Коль скоро спрашивается об одном событии, я, поколебавшись насчет «Реквиема» Анны Ахматовой, все же – как прозаик – предпочту назвать публикацию в Советском Союзе романа Василия Гроссмана «Жизнь и судьба». Жизнь этого романа сложилась мучительно, даже трагически, а судьба оказалась завидной и окрыляющей. Уничтоженный не то что до последней копии, но до последней копирки, он восстал из пепла – чем так наглядно подтвердилась красивая, но небесспорная гипотеза Михаила Булгакова о неподверженности горению бумаг, достойных называться «рукопись». Еще интереснее другое: по прикидке начальства такой роман мог быть напечатанным в России лет через 200–250, – ан вышло на порядок ниже, в 10 раз скорее. И не то отрадно, что и начальству свойственно ошибаться, но что история наша пошла энергичнее, что восстанавливается прерванная связь времен, вправляются вывихнутые суставы века. В самом деле, напечатай мы «Жизнь и судьбу» в 1960–1961 годах, уже б не такой сенсацией выглядел «Один день Ивана Денисовича» – я говорю о сенсации политической, в литературном отношении «Иван Денисович» все равно остался бы явлением замечательным. Наконец, еще один урок нам: произведения литературы не сотрясают землю и не обрушивают небо – что, между прочим, и утверждалось всеми здравомыслящими и «инакомыслящими», – но проделывают другую работу, гораздо более ценную и в которой мы сейчас так нуждаемся: пробуждение мысли, раскаяния, а отсюда и возрождение, возврат к утерянным ценностям. При всех моих претензиях к роману Гроссмана, он такую работу проделывает с большей мощностью, нежели тысячи вышедших за это время книг – с благополучной жизнью и никчемной судьбой.

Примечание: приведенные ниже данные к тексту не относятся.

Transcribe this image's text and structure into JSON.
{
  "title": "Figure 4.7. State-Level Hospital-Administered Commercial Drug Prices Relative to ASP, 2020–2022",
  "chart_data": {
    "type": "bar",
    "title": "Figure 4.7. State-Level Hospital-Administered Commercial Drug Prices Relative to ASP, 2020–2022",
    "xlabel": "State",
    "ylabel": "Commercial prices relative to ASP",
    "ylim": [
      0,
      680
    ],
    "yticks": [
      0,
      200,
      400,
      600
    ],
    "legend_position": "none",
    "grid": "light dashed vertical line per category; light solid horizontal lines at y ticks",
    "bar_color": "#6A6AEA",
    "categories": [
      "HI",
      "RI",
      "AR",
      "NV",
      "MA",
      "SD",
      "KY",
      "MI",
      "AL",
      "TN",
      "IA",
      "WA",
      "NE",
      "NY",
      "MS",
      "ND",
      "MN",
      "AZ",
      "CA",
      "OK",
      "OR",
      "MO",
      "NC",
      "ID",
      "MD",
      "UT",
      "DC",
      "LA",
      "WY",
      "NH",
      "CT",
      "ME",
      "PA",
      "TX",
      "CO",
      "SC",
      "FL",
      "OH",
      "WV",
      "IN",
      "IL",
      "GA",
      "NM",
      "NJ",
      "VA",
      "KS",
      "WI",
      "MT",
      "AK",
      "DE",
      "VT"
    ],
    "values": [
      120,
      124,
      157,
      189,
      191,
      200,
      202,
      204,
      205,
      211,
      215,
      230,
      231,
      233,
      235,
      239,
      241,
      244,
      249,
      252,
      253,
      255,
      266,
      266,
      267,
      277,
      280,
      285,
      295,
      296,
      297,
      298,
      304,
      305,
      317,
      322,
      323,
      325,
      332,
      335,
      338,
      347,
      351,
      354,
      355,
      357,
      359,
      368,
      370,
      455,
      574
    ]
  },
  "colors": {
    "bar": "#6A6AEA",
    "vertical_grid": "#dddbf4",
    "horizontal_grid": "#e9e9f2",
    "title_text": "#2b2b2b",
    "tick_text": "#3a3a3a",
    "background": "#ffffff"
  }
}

За литературной жизнью в СССР слежу внимательно, насколько это посильно живущему вдали от т. н. «культурных центров» эмиграции – Парижа, Лондона, Мюнхена; выписываю «Новый мир», «Знамя» и «Литгазету» – хотя сия последняя меня дважды хорошо огрела (статьями неизвестного мне Б. Иванова). Впрочем, второму огреву я даже обрадовался, поскольку при первом назван был «битой картой», к которой естественно было бы уже не возвращаться. Помогает следить эмигрантский телефон – при удручающей дороговизне международной связи мы переговариваемся из страны в страну, с континента на континент чаще и дольше, чем переговаривались в Москве, к тому же еще перебрасываемся бандеролями, так что ни одна сколько-нибудь заметная новинка не бывает упущена. По ним судим мы если не о глубине объявленной перестройки, то о широте наступающей гласности.
«Доктор Живаго» Бориса Пастернака, «Пушкинский Дом» Андрея Битова, «Факультет ненужных вещей» Юрия Домбровского – для нас, ясное дело, не новинки, я их читал, еще живя в Москве, но «Зубр» Даниила Гранина – это новое и смелое слово, особенно дорогое сердцу изгнанника. Крутая судьба Н. В. Тимофеева-Ресовского доказывает, что родина – понятие не только территориальное, родина и там, где человек работает ради ее будущего, как бы к этому ни относились не в меру ретивые, сверхпринципиальные соотечественники.
Я рад успеху моего сверстника Анатолия Приставкина, который своей повестью «Ночевала тучка золотая…» перешагнул, можно сказать, в другую весовую категорию, рад и за моего старшего друга Владимира Дудинцева, своими «Белыми одеждами», после долгого молчания, повторившего на новой ступени свой же нравственный подвиг предыдущей «оттепели». Всё это вещи, написанные энергично и ярко, отмеченные гражданским темпераментом и новизной мышления. Думаю, тех же достоинств и повести Бориса Васильева «Жила-была Клавочка» и Анатолия Генатулина «Непогодь». К сожалению, критика в СССР прошла рассеянно и мимо «Клавочки», и «Непогоди», тогда как они заслуживают внимательнейшего рассмотрения как замечательные трагедийные воплощения темы «застоя».
«Дети Арбата» Анатолия Рыбакова, может быть, и сенсация для советского читателя, но не для эмигранта, располагающего куда более обширной информацией. Вообще, на мой взгляд, писатель тогда может сильнее себя выявить, когда пишет о вещах, всем известных, – именно потому так трудно высказать нечто новое о том, скажем по Чехову, «как Иван Иванович полюбил Марью Ивановну». Роман Рыбакова – наводящий на грустные размышления пример того, что книга в СССР может быть обязана своей популярностью лишь затрудненному доступу ко всем арсеналам мировой культуры.